Although evidence demonstrates safe injection facilities (SIFs), and by extension OPSs and SCSs, help reduce the spread of blood borne infectious diseases (e.g. HIV, hepatitis C) and prevent accidental overdoses and consequent morbidity (e.g. anoxic brain injury, rhabdomyolosis) and mortality, they remain politically controversial.
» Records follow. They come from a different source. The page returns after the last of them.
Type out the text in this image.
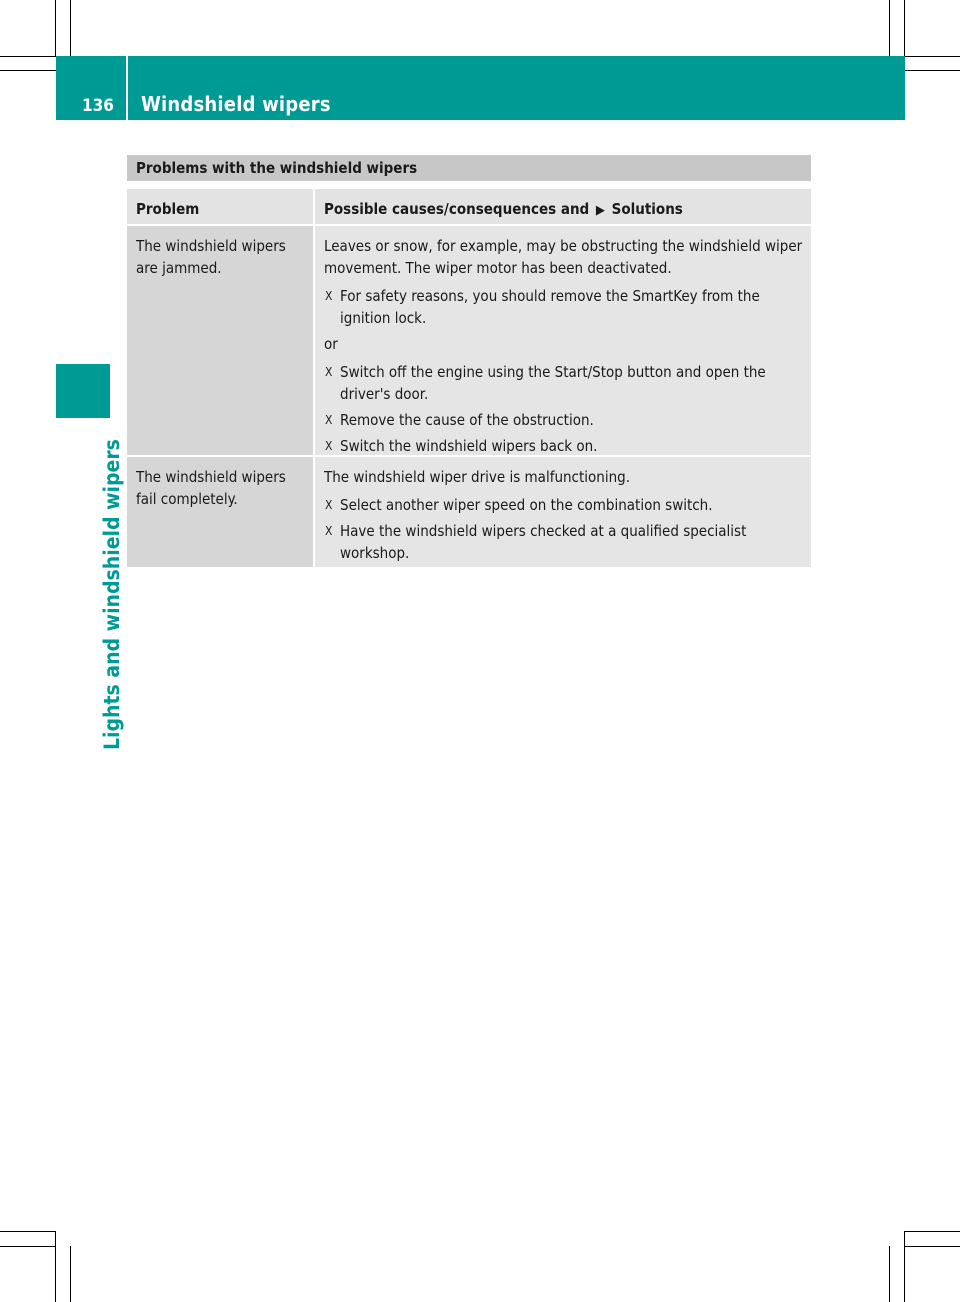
136 Windshield wipers
Lights and windshield wipers
Problems with the windshield wipers
Problem	Possible causes/consequences and ▶ Solutions
The windshield wipers are jammed.

Leaves or snow, for example, may be obstructing the windshield wiper movement. The wiper motor has been deactivated.

X For safety reasons, you should remove the SmartKey from the ignition lock.

or

X Switch off the engine using the Start/Stop button and open the driver's door.
X Remove the cause of the obstruction.
X Switch the windshield wipers back on.
The windshield wipers fail completely.

The windshield wiper drive is malfunctioning.

X Select another wiper speed on the combination switch.
X Have the windshield wipers checked at a qualified specialist workshop.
Some policy makers, residents and business operators continue to vehemently oppose their implementation on moral grounds, and beliefs that these harm reduction interventions:
- encourage drug-related crimes and public consumption
- condone rather than treat addiction
- burden limited health resources
Critical gaps in the literature contribute to the underrating of OPSs and SCSs as crucial health services. Much of the evidence is specific to the concentrated drug use epidemics of Vancouver’s Downtown Eastside (DTES) and Sydney’s ‘red light’ district, predates the current opioid overdose epidemic, and is specific to injection drug use. This leaves the effects of OPSs and SCSs unclear in contexts where the population is diffuse (i.e. geographically scattered), services are not restricted to people who inject drugs, mobile rather than fixed sites are offered, and during periods of intervention scale-up. The recent implementation of OPSs and SCSs across a variety of settings in BC and over time presents an excellent natural experiment to evaluate the population-level effects of this harm reduction intervention.